Para o sociólogo, o alargamento
da UE, em 2004, com a incorporação de mais dez países aos 15 já
reunidos, tornará ainda mais difícil produzir uma "voz" única da
política externa para UE. França e
Alemanha se anteciparam aos
problemas, convertendo a si próprias em "motores" da unificação.
Ontem, o chanceler (premiê)
alemão, Gerhard Schröder, explicitou o assunto ao dizer que a
controvérsia entre alguns países
europeus e os EUA "mostra como
é necessário desenvolver uma política externa européia comum".

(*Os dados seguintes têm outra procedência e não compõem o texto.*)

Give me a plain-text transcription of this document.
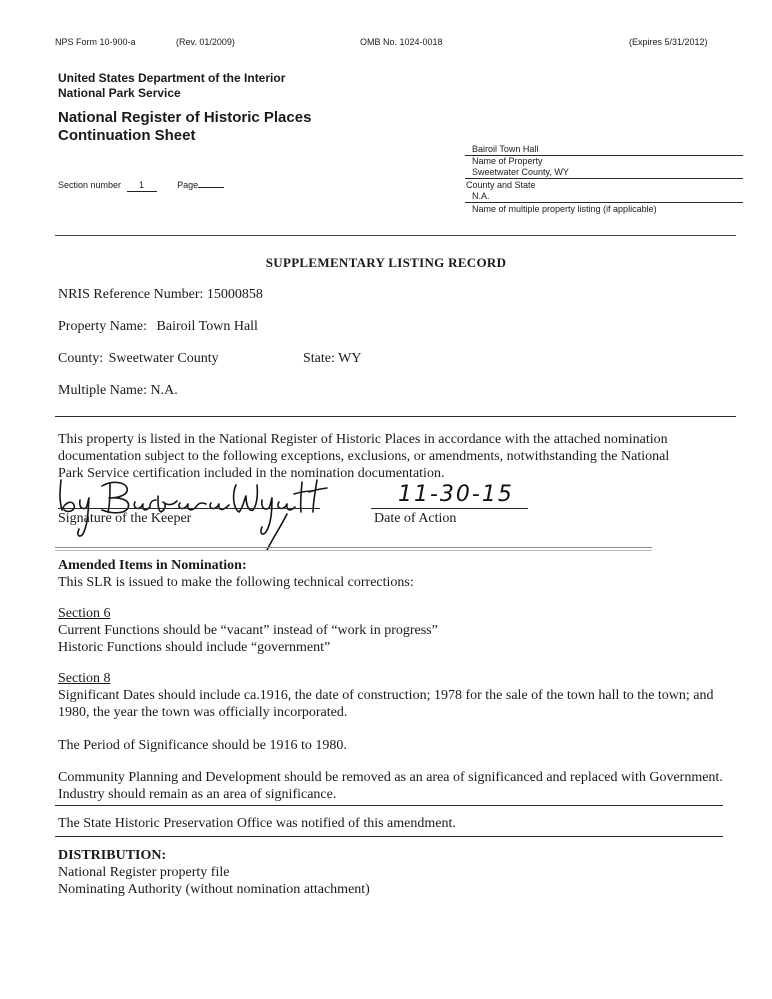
NPS Form 10-900-a	(Rev. 01/2009)	OMB No. 1024-0018	(Expires 5/31/2012)
United States Department of the Interior
National Park Service
National Register of Historic Places
Continuation Sheet
Section number 1	Page
Bairoil Town Hall
Name of Property
Sweetwater County, WY
County and State
N.A.
Name of multiple property listing (if applicable)
SUPPLEMENTARY LISTING RECORD
NRIS Reference Number: 15000858
Property Name: Bairoil Town Hall
County: Sweetwater County	State: WY
Multiple Name: N.A.
This property is listed in the National Register of Historic Places in accordance with the attached nomination
documentation subject to the following exceptions, exclusions, or amendments, notwithstanding the National
Park Service certification included in the nomination documentation.
Signature of the Keeper
11-30-15
Date of Action
Amended Items in Nomination:
This SLR is issued to make the following technical corrections:
Section 6
Current Functions should be “vacant” instead of “work in progress”
Historic Functions should include “government”
Section 8
Significant Dates should include ca.1916, the date of construction; 1978 for the sale of the town hall to the town; and
1980, the year the town was officially incorporated.
The Period of Significance should be 1916 to 1980.
Community Planning and Development should be removed as an area of significanced and replaced with Government.
Industry should remain as an area of significance.
The State Historic Preservation Office was notified of this amendment.
DISTRIBUTION:
National Register property file
Nominating Authority (without nomination attachment)
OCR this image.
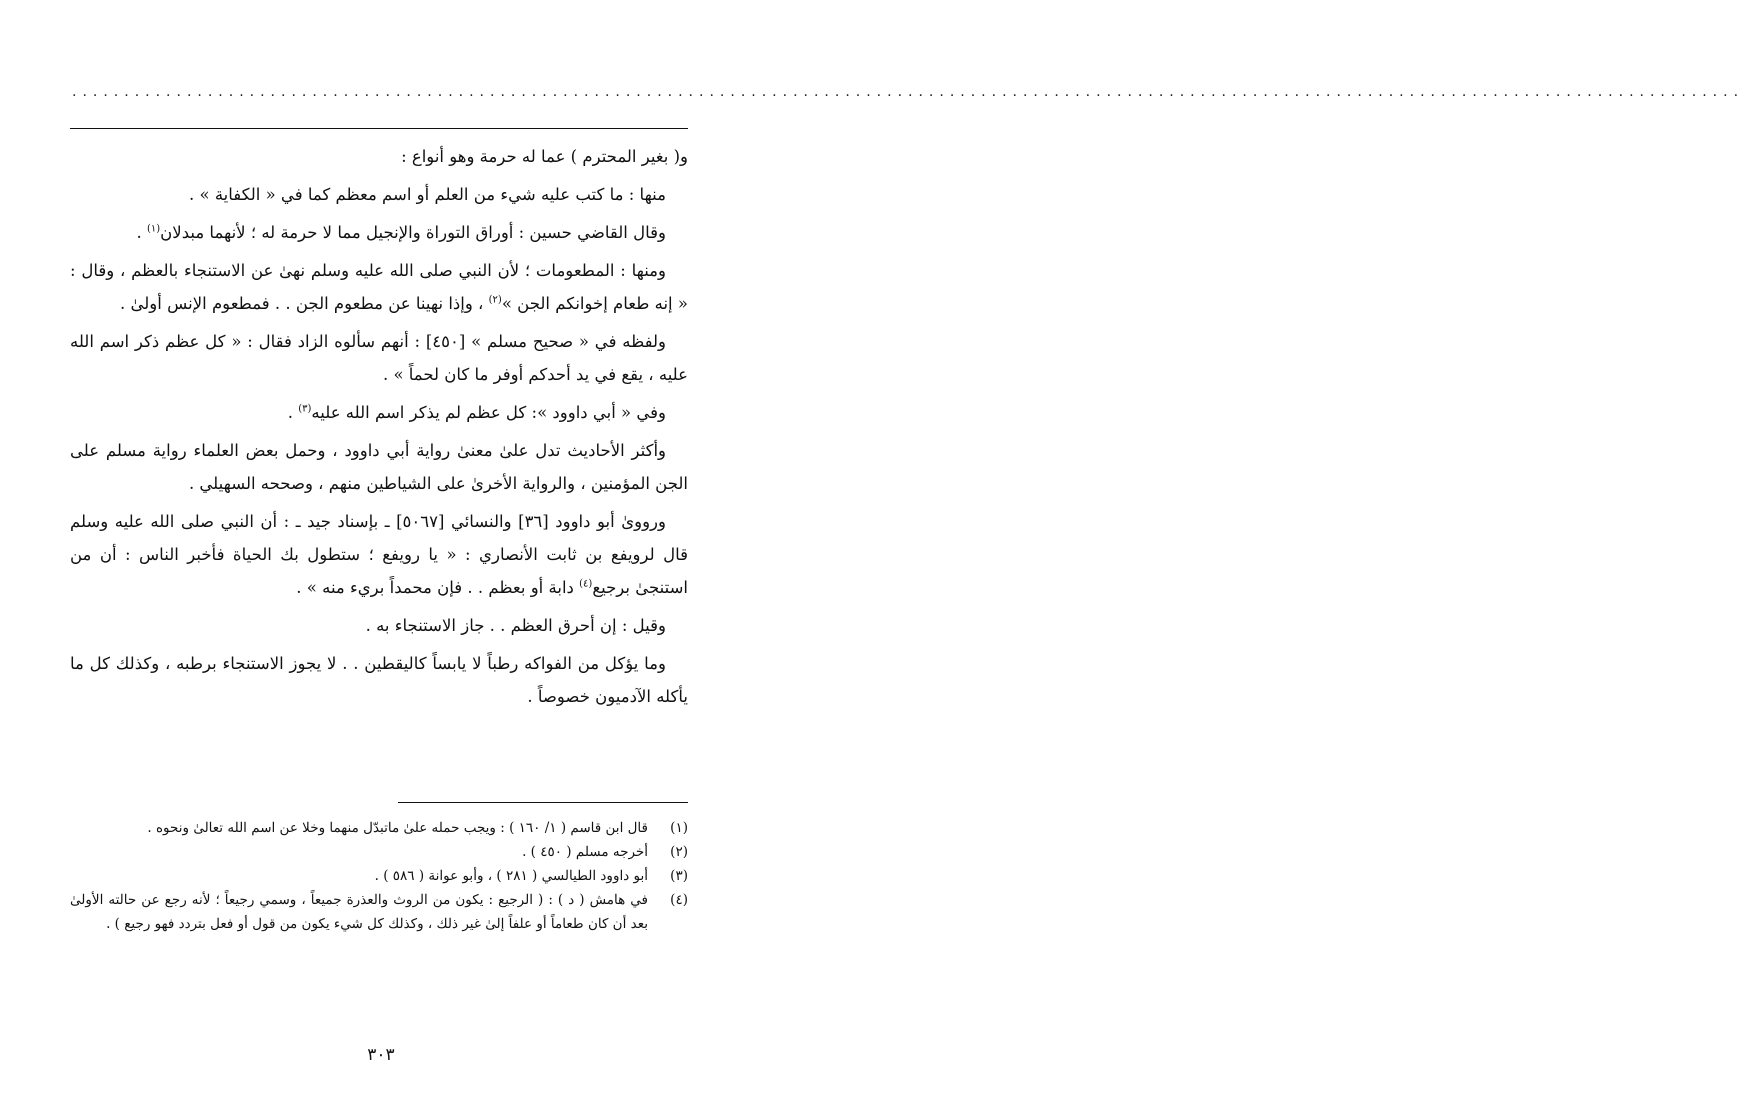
................................................................................................................................................................

و( بغير المحترم ) عما له حرمة وهو أنواع :

منها : ما كتب عليه شيء من العلم أو اسم معظم كما في « الكفاية » .

وقال القاضي حسين : أوراق التوراة والإنجيل مما لا حرمة له ؛ لأنهما مبدلان$^{(١)}$ .

ومنها : المطعومات ؛ لأن النبي صلى الله عليه وسلم نهىٰ عن الاستنجاء بالعظم ، وقال : « إنه طعام إخوانكم الجن »$^{(٢)}$ ، وإذا نهينا عن مطعوم الجن . . فمطعوم الإنس أولىٰ .

ولفظه في « صحيح مسلم » [٤٥٠] : أنهم سألوه الزاد فقال : « كل عظم ذكر اسم الله عليه ، يقع في يد أحدكم أوفر ما كان لحماً » .

وفي « أبي داوود »: كل عظم لم يذكر اسم الله عليه$^{(٣)}$ .

وأكثر الأحاديث تدل علىٰ معنىٰ رواية أبي داوود ، وحمل بعض العلماء رواية مسلم على الجن المؤمنين ، والرواية الأخرىٰ على الشياطين منهم ، وصححه السهيلي .

ورووىٰ أبو داوود [٣٦] والنسائي [٥٠٦٧] ـ بإسناد جيد ـ : أن النبي صلى الله عليه وسلم قال لرويفع بن ثابت الأنصاري : « يا رويفع ؛ ستطول بك الحياة فأخبر الناس : أن من استنجىٰ برجيع$^{(٤)}$ دابة أو بعظم . . فإن محمداً بريء منه » .

وقيل : إن أحرق العظم . . جاز الاستنجاء به .

وما يؤكل من الفواكه رطباً لا يابساً كاليقطين . . لا يجوز الاستنجاء برطبه ، وكذلك كل ما يأكله الآدميون خصوصاً .

(١)
قال ابن قاسم ( ١/ ١٦٠ ) : ويجب حمله علىٰ ماتبدّل منهما وخلا عن اسم الله تعالىٰ ونحوه .
(٢)
أخرجه مسلم ( ٤٥٠ ) .
(٣)
أبو داوود الطيالسي ( ٢٨١ ) ، وأبو عوانة ( ٥٨٦ ) .
(٤)
في هامش ( د ) : ( الرجيع : يكون من الروث والعذرة جميعاً ، وسمي رجيعاً ؛ لأنه رجع عن حالته الأولىٰ بعد أن كان طعاماً أو علفاً إلىٰ غير ذلك ، وكذلك كل شيء يكون من قول أو فعل بتردد فهو رجيع ) .
٣٠٣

Para Hébert, 56, "a declaração
franco-alemã é uma forma de expressar essa voz única: "Ouçam, o
motor da Europa manifesta sua
oposição à guerra'". Leia a seguir
trechos de sua entrevista.
Folha - Há algumas semanas, o
presidente Jacques Chirac declarou
que a França deveria se preparar
para uma eventual guerra. Agora,
ele surge como um dos principais
oponentes a uma intervenção no
Iraque. O que o fez mudar de idéia?
Jean-Paul Hébert - Mais precisamente, Chirac disse que seria preciso se preparar para qualquer
eventualidade, o que é menos preciso do que dizer que seria preciso
se preparar para uma guerra.
Bem, o seu discurso tomou um
rumo mais claro por dois motivos. Primeiro, a França e Alemanha estão comemorando os 40
anos do Tratado do Eliseu [de
amizade franco-alemã]. Segundo,
pesquisas feitas na França, depois
do discurso do presidente, mostram que entre 75% e 80% da população é hostil a uma ação militar contra o Iraque. Há uma grande diferença em relação a 1991
[Guerra do Golfo], quando essa
opinião estava mais dividida.
Folha - A mudança de posição de
Chirac não dá impressão de incerteza da França quanto à sua política externa?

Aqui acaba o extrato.